Several years ago, when Hansen Pole Buildings was a fledgling company, I worked with a client in Goldendale, Washington assisting him in designing what (in his eyes) would be his ideal dream building.
My mission has always been to deliver the “Ultimate Post Frame Building Experience™”, which is greatly helped by clients who are open minded and willing to listen to why their idea might not be the most practical.
This particular client needed a four car garage – simple enough sounding. In his mind the building would be 36 feet wide and 48 feet long, certainly plenty large enough to park four vehicles in.
However it was HOW he wanted to park the four vehicles which posed a challenge!
His idea was to have two overhead doors, which would be 16 feet wide. Two cars can and will fit through a 16 foot wide overhead door, provided one is careful.
In this particular case – the client wanted to place the two overhead doors side-by-side on the same 36 foot endwall.

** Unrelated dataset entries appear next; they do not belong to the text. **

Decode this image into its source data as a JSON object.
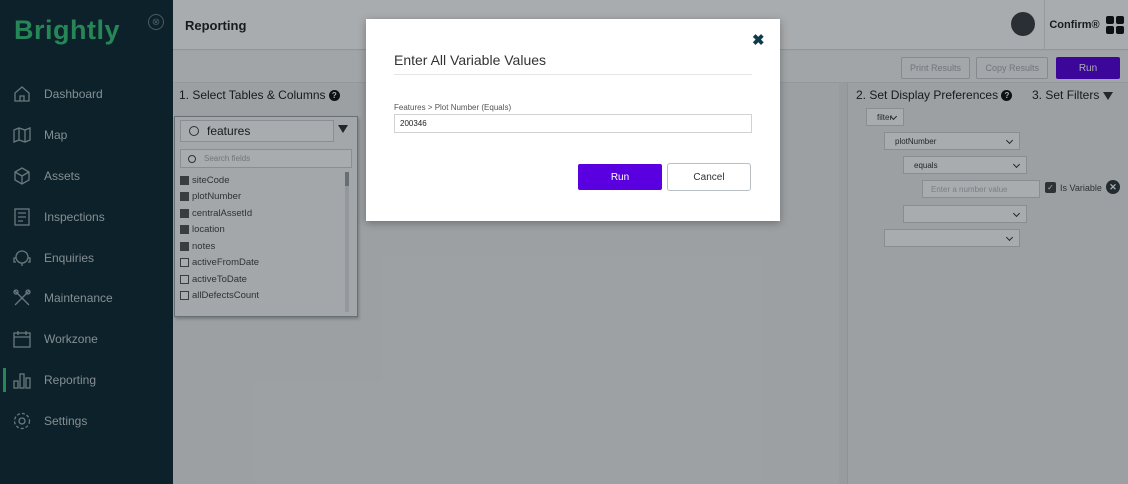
{
  "app": {
    "brand": "Brightly",
    "close_symbol": "⊗"
  },
  "sidebar": {
    "items": [
      {
        "label": "Dashboard",
        "icon": "home-icon"
      },
      {
        "label": "Map",
        "icon": "map-icon"
      },
      {
        "label": "Assets",
        "icon": "assets-icon"
      },
      {
        "label": "Inspections",
        "icon": "inspections-icon"
      },
      {
        "label": "Enquiries",
        "icon": "enquiries-icon"
      },
      {
        "label": "Maintenance",
        "icon": "maintenance-icon"
      },
      {
        "label": "Workzone",
        "icon": "calendar-icon"
      },
      {
        "label": "Reporting",
        "icon": "reporting-icon",
        "active": true
      },
      {
        "label": "Settings",
        "icon": "settings-icon"
      }
    ]
  },
  "header": {
    "title": "Reporting",
    "product": "Confirm®"
  },
  "toolbar": {
    "print_label": "Print Results",
    "copy_label": "Copy Results",
    "run_label": "Run"
  },
  "left_panel": {
    "title": "1. Select Tables & Columns",
    "table_search_value": "features",
    "field_search_placeholder": "Search fields",
    "fields": [
      {
        "label": "siteCode",
        "checked": true
      },
      {
        "label": "plotNumber",
        "checked": true
      },
      {
        "label": "centralAssetId",
        "checked": true
      },
      {
        "label": "location",
        "checked": true
      },
      {
        "label": "notes",
        "checked": true
      },
      {
        "label": "activeFromDate",
        "checked": false
      },
      {
        "label": "activeToDate",
        "checked": false
      },
      {
        "label": "allDefectsCount",
        "checked": false
      }
    ]
  },
  "right_panel": {
    "display_title": "2. Set Display Preferences",
    "filters_title": "3. Set Filters",
    "filter_type": "filter",
    "field_select": "plotNumber",
    "operator_select": "equals",
    "value_placeholder": "Enter a number value",
    "is_variable_label": "Is Variable",
    "empty_select_1": "",
    "empty_select_2": ""
  },
  "modal": {
    "title": "Enter All Variable Values",
    "field_label": "Features > Plot Number (Equals)",
    "field_value": "200346",
    "run_label": "Run",
    "cancel_label": "Cancel"
  },
  "colors": {
    "accent": "#5a00e0",
    "brand_green": "#36c57a",
    "sidebar_bg": "#0f2a33"
  }
}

I explained why this might prove to be a challenge, drive in car number one on the far right, park and exit the driver’s side door. Repeat with cars number two and three, moving progressively to the right with each car.
Now, drive car number four in and hope there is a sunroof, as there is no room left to swing the driver’s side door open without hitting the wall!
I also tried to express how important having ‘wall room’ is – as a place to hang things on, or lean things against. If your garage is anything like mine, every available inch of wall gets used!
Well, I did make a noble effort, however my pleadings feel upon deaf ears.
The client wanted his building, his way.
About a year after the client had completed the assembly of his building kit, I got a call from him. He loves his new building and confessed I was absolutely correct in both of the things I cautioned him about.
In reality, he would have ended up a far happier camper with a building 40 to even 45 feet in width. This would have allowed him to comfortably park his four cars, be able to swing open doors without door dings and have given him the wall space for stuff!
One of my favorite sayings goes like this…” You can lead a horse to water… but you can’t make him drink.”